Jensen-Abbott notes that Diabelli also compiled Volume I out of a sense of nationalistic pride. Volume I showcases the amazing pool of contemporary talent (excepting Betthoven, the most popular composer of the era). By having each composer work from the same tune, the variations highlight diverse interpretations of one musical idea.
Fast-forward to 2017, as Jensen-Abbott began to think about Volume I, its reflection of a 19th-century definition of “diverse,” and how this might relate to diversity as a 21st-century value and point of pride for Albion.
“The original Variations are all written by white males from the same musical tradition,” says Jensen-Abbott, noting that several of the contributors had teacher-student or familial relationships or had worked for the same patrons. “I began to critically think about what it would be like to have a Diabelli that was global in scope and diverse in all regards: ethnicity, geography, gender, etc., as much as my grant money would allow.”

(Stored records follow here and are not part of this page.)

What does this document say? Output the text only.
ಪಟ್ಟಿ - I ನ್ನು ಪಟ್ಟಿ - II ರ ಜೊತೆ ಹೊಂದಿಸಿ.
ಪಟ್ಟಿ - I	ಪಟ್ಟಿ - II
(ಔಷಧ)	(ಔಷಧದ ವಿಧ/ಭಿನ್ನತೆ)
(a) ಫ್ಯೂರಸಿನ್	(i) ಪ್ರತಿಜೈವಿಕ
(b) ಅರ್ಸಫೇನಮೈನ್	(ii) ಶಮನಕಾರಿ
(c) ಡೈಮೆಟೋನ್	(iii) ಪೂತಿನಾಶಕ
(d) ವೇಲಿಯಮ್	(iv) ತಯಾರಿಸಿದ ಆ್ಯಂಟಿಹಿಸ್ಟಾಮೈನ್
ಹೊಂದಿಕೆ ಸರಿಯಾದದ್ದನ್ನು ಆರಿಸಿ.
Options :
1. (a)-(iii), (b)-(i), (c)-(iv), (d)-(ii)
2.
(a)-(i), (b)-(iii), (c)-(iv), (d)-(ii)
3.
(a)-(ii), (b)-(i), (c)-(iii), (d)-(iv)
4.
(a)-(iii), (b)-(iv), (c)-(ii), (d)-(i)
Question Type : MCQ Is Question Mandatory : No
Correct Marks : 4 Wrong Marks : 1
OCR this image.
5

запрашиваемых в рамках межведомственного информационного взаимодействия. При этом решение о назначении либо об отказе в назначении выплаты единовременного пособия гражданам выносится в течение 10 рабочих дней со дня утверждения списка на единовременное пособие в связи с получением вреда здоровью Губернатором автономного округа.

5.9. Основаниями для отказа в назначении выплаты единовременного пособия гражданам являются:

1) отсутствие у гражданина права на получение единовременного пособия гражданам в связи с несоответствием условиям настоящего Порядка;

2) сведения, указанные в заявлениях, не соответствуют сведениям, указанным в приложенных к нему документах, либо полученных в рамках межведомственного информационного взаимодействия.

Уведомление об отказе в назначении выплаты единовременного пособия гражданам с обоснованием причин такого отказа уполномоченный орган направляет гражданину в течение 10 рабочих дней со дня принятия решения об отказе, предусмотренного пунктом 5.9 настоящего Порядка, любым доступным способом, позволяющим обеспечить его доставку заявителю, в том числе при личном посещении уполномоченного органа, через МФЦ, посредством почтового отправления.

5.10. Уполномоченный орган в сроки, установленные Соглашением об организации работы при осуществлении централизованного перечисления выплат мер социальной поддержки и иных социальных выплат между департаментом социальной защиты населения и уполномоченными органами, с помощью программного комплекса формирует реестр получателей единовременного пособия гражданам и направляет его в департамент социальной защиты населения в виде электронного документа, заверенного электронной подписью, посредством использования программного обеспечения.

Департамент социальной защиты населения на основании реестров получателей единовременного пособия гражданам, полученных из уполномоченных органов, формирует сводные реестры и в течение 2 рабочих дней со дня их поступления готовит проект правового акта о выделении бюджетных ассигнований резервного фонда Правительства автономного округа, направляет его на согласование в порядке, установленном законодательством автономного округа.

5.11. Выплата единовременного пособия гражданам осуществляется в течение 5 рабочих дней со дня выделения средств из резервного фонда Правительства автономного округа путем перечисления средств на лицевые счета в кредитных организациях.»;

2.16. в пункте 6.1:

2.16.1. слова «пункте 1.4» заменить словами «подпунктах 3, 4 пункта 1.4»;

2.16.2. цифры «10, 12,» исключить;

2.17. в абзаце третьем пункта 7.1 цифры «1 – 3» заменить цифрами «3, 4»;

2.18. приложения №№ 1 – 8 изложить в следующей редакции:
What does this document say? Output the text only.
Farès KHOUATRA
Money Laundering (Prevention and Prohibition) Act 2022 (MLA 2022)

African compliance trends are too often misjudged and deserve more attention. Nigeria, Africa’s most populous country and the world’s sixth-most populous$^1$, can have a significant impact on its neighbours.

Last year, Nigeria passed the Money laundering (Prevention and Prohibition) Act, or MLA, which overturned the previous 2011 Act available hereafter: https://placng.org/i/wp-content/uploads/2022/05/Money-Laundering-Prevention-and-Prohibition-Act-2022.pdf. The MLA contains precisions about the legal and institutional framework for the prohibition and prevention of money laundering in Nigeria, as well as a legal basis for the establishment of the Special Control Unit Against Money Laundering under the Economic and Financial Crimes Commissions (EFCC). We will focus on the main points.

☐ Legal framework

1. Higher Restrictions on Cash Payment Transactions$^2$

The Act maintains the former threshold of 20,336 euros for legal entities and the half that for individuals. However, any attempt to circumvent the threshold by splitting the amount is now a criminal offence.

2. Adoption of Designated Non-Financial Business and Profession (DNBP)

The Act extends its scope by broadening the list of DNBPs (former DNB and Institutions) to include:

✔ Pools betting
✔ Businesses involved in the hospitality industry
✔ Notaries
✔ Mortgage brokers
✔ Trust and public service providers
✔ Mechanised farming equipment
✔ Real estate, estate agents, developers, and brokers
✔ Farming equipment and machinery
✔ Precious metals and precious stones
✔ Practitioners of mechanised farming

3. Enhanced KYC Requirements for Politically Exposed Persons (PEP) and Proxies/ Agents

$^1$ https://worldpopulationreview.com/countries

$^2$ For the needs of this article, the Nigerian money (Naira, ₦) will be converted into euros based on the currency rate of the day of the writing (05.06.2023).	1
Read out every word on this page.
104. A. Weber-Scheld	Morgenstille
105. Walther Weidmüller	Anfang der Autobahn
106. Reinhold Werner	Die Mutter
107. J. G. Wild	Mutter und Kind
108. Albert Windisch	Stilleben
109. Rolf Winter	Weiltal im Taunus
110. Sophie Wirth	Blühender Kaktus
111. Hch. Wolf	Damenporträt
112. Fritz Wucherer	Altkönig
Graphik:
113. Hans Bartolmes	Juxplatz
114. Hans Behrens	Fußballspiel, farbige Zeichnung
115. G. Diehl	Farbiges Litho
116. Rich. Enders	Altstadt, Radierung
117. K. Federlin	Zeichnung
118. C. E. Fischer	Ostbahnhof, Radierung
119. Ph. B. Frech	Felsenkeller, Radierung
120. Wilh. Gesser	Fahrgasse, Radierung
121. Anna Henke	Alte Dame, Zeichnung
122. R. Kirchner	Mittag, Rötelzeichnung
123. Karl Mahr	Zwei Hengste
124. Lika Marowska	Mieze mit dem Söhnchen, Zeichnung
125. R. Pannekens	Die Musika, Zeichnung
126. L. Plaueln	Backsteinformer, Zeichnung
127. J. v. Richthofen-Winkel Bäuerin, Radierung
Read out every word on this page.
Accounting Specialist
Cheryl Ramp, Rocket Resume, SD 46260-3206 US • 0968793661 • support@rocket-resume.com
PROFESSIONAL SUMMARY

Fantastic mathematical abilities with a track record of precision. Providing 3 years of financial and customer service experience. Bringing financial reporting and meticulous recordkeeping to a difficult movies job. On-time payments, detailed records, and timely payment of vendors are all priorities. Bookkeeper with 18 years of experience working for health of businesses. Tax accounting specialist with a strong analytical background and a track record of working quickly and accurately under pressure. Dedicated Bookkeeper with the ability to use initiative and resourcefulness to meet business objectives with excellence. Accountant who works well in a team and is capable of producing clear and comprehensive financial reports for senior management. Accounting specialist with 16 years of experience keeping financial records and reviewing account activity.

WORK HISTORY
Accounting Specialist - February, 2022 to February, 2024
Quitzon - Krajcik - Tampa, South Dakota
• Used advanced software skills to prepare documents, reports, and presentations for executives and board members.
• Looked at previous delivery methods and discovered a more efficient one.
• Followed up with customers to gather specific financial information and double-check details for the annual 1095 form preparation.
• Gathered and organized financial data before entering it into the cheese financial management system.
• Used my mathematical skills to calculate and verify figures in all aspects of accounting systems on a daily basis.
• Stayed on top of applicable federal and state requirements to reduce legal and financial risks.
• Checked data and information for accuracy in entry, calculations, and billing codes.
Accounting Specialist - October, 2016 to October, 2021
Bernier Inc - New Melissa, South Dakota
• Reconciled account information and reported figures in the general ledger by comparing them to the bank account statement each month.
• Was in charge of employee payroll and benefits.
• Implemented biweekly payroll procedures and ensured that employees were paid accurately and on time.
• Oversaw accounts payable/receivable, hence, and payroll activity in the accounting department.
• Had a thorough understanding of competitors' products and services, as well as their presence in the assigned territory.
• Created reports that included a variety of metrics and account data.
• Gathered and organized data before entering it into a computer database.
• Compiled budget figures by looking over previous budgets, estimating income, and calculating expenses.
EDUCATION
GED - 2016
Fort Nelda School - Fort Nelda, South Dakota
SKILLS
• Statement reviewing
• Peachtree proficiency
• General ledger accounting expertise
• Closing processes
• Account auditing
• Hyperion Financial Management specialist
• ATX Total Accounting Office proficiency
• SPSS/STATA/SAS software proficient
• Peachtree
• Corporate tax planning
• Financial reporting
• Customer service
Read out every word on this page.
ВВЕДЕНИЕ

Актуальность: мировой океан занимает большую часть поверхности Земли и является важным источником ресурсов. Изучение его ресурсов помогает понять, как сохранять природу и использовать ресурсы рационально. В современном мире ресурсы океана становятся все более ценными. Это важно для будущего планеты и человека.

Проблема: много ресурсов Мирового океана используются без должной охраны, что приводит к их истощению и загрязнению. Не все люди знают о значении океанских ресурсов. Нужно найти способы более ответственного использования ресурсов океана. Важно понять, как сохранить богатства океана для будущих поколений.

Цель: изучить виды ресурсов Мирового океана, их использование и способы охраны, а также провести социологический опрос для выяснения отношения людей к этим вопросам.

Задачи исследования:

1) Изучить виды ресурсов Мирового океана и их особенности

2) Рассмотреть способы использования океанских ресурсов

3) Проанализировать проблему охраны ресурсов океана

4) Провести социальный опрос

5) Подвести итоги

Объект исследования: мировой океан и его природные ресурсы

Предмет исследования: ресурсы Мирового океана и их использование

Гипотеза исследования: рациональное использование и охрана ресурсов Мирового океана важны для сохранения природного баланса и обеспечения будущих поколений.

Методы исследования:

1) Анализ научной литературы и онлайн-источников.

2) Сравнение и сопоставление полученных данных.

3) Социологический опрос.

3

Today, the Diabelli Squared Project includes 10 commissioned works that decidedly reflect Jensen-Abbott’s criteria. Her composers range from a 2019 Albion alumnus to a 70-something jazz pianist, an international composer and music professor at the University of Colorado, and musicians in South Africa, Australia, Costa Rica and Germany. By the end of 2020, Jensen-Abbott expects the Project to include composers from six continents.
Jensen-Abbott is now preparing to record these first compositions during her spring 2021 sabbatical. Already, this preparation has had positive impacts on her teaching as well.
“The classes I teach culminate with exploring current trends in art music. This project has exposed me to the most recent trends in musical composition across several different countries,” she notes. “I am more closely (i.e. physically) aware of the techniques required to perform absolutely current music, and that has made me a better performing pianist, and hopefully, a better teacher for my piano students. Finally, the soundscapes created by each composer are just so intense and magical and different, that I am now hearing things in new ways and understanding composition in its most basic essence more critically.”
Jensen-Abbott explains that the Diabelli Squared Project’s website is launching now in order to attract the attention—and hopefully, compositions—from anyone, Free from a publishing deadline or page count, Jensen-Abbott sees the Project stretching indefinitely into the future.
She also sees it playing a part in making the world a better place.
“The variations form, at its inherent core, elevates diversity as an element to be appreciated and championed, while each variation maintains some kind of connection with the original theme,” Jensen-Abbott says. “The process is a commentary about social justice from a psychological, cultural, musical and structural viewpoint.
“If we are indeed going to be able to work together as a global society, we must be able to embrace difference as well as find commonalities between our varied cultures,” she adds. “This defines music and the liberal arts, and the Diabelli Squared Project is part of both.”